As a final remark, it is worth noting that, although we provided participants with only three local rooms options (one for each recommendation criterion), we are confident that such a decision didn’t influence our results. We recall that the main objective of this study was to investigate the concept behind the three types of recommendation (named profile similarity, geographical proximity, and random exploration) in terms of the target users’ preferences. Accordingly, in the evaluation study, we asked general questions based on the three concepts that did not concern the satisfaction with the single rooms provided. Hence, we can assume that the results are not influenced by the number of rooms we provided.

7.1 Limitations

The main limitation of this study is the experiment sample, in terms of (i) size, (ii) background, and (iii) nationality.

Size: we were able to engage 126 participants that clearly does not represent a statistically significant sample size if considering the whole population of young-adults as the main target of our system. Future studies should include larger sample sizes to achieve more accurate findings. Nonetheless, analyzing in detail the obtained results, we can affirm that data provide valuable information given the research hypothesis framed in this study, and such insights can be useful for developing cumulative knowledge [29].

Background: the uniform background of the users might produce bias. All the engaged users were enrolled in the Computer Science bachelor’s and master’s degrees. We are aware that the underline condition could have affected our results, in particular when discussing technological issues, such as privacy, trust, and data protection. Despite that, several studies investigated young-adult users’ perception when using the smartphone, enforcing the fact that it is an actual issue that people are aware of [5, 20].

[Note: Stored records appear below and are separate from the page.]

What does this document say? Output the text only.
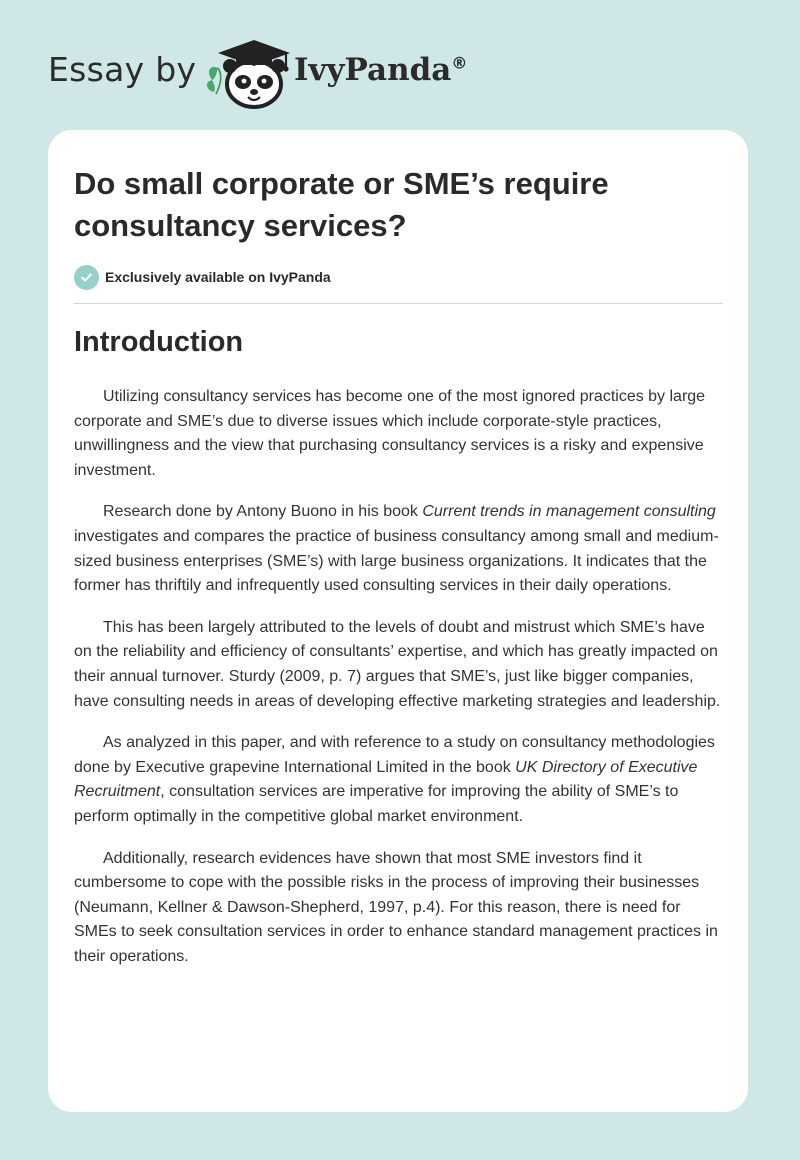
Essay by	IvyPanda®
Do small corporate or SME’s require consultancy services?
Exclusively available on IvyPanda
Introduction

Utilizing consultancy services has become one of the most ignored practices by large corporate and SME’s due to diverse issues which include corporate-style practices, unwillingness and the view that purchasing consultancy services is a risky and expensive investment.

Research done by Antony Buono in his book Current trends in management consulting investigates and compares the practice of business consultancy among small and medium-sized business enterprises (SME’s) with large business organizations. It indicates that the former has thriftily and infrequently used consulting services in their daily operations.

This has been largely attributed to the levels of doubt and mistrust which SME’s have on the reliability and efficiency of consultants’ expertise, and which has greatly impacted on their annual turnover. Sturdy (2009, p. 7) argues that SME’s, just like bigger companies, have consulting needs in areas of developing effective marketing strategies and leadership.

As analyzed in this paper, and with reference to a study on consultancy methodologies done by Executive grapevine International Limited in the book UK Directory of Executive Recruitment, consultation services are imperative for improving the ability of SME’s to perform optimally in the competitive global market environment.

Additionally, research evidences have shown that most SME investors find it cumbersome to cope with the possible risks in the process of improving their businesses (Neumann, Kellner & Dawson-Shepherd, 1997, p.4). For this reason, there is need for SMEs to seek consultation services in order to enhance standard management practices in their operations.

Nationality: all the participants were Italian. Also, in this case, we are confident in thinking that this condition did not strongly affect our study due to the nature of the application. However, to validate our assumptions, a future experiment with a larger number of young-adults with different nationalities should be performed.

8 Conclusion

In this paper, we presented an extended analysis on the opportunity to use people-to-people recommendation criteria based on two people (i.e., a local and a tourist) proximity, in terms of profile similarity (investigated both considering the closest profiles and two random ones), and geographical proximity. We hence defined three criteria (that correspond to the three dimensions of interest for our analysis: i) profile similarity, ii) geographical proximity, and iii) random exploration. Through an online questionnaire, we collect answers from 126 young-adults students.

Results highlight a general positive interest in using all the three proximity-based recommendation criteria, while outlining some concerns in terms of privacy and trust (when considering profile similarity), privacy (when considering geographical proximity), and disorientation (when considering random exploration).

For the purpose of this paper, where we wanted to investigate the user’s interest in adopting the three proximity-based recommendation criteria, we computed the profile similarity only based on Jaccard Similarity. However, as future work, we can deeply analyze this similarity, investigating the effectiveness of Jaccard similarity in comparison with other well-known metrics (i.e., Sørensen–Dice coefficient).

As a final remark, it is important to notice that in this paper we focused on the tourists’ point of view. As future work, an investigation focusing on the locals’ point of view is needed [4]. For example, a rewarding system targeting the locals could be a way to improve the overall app experience, making them more willing to share information and interests about themselves and provide services to the tourists. As a matter of fact, previous work had investigated the use of gamification in the tourism context [3, 33]. This aspect could be definitely investigated in future work.